Horse walks into a bar. Bartender says, “ Hey buddy, why the long face? “

This was one of the first jokes I remember being told when I was a kid. I was probably 9 or 10 years old, and I thought it was hilarious. A simple play on words. I must have told that joke a hundred times to my 10 year old buddies but to my great dismay, hardly any of them thought it was funny. Then I would try to explain to them why it was such a great joke, about the role of the bartender as a confident, someone who people tell their troubles to, someone who’s job it is to cheer you up, and about the shape of a horse’s face. They still didn’t get it, and even when they did they would usually say something like, “ Dunnevant, you’re weird. That joke blows.” The lesson I learned at age ten was that humor was in the eye of the beholder.

A few years later, when all my friends were into rock and roll, my brother taught me to play three chords on a beat up guitar with only five strings. Although I was a huge fan of rock and roll myself, one day when I was 14 I rode home from a baseball game with a friend. His Mom was listening to one of those horrible classical music stations on the radio when I heard the most amazing guitar playing I had ever heard. Some guy was going to town playing some 200 year old song and I was transfixed. I heard the announcer say, “That was Christopher Parkening playing Bach’s Cello Suite # 1 in G Major”. Within a week I had joined Columbia House record club and in my welcome package of 8 free records, there was Christopher Parkening introducing me to classical music. I wore out that record, scratched it up to within an inch of it’s life over the next few years teaching myself how to play classical guitar. None of my buddies got it. “ Dunnevant, you’re weird. That music blows.” Age 14 taught me that musical taste was in the ear of the beholder.

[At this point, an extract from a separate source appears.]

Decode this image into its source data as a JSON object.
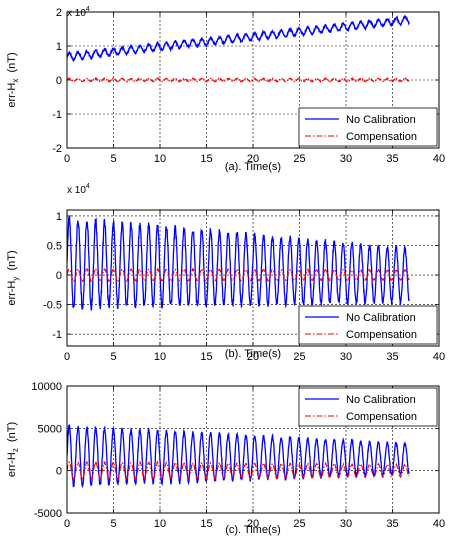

Later on, I became enthralled with baseball at about the time that it began to fall from favor. The whole country was going bananas over football and I was busy memorizing the starting lineup of the 1983 Atlanta Braves. It got so bad, I would call the hot line at the Times-Dispatch at 6:30 in the morning to get the west coast scores. Pathetic.

54 years in, I can say with complete confidence that my interests and sensibilities have never been aligned with the world around me. I can never manage to get on the same page with the dominate culture in which I live. Square peg, round hole.

“ Dunnevant, you’re a businessman. How come you hate Donald Trump? You’re an investment advisor, how come you detest Wall Street? You own your own business, how come you can’t stand Republicans? You’re a World War Two loving patriot, how come you want us to cut the defense budget and bring all of our troops home? You’re a serious Christian, how come you

 don’t like church?”

I have no answer to any of these questions.

“Dunnevant, you’re weird and this blog-post blows!”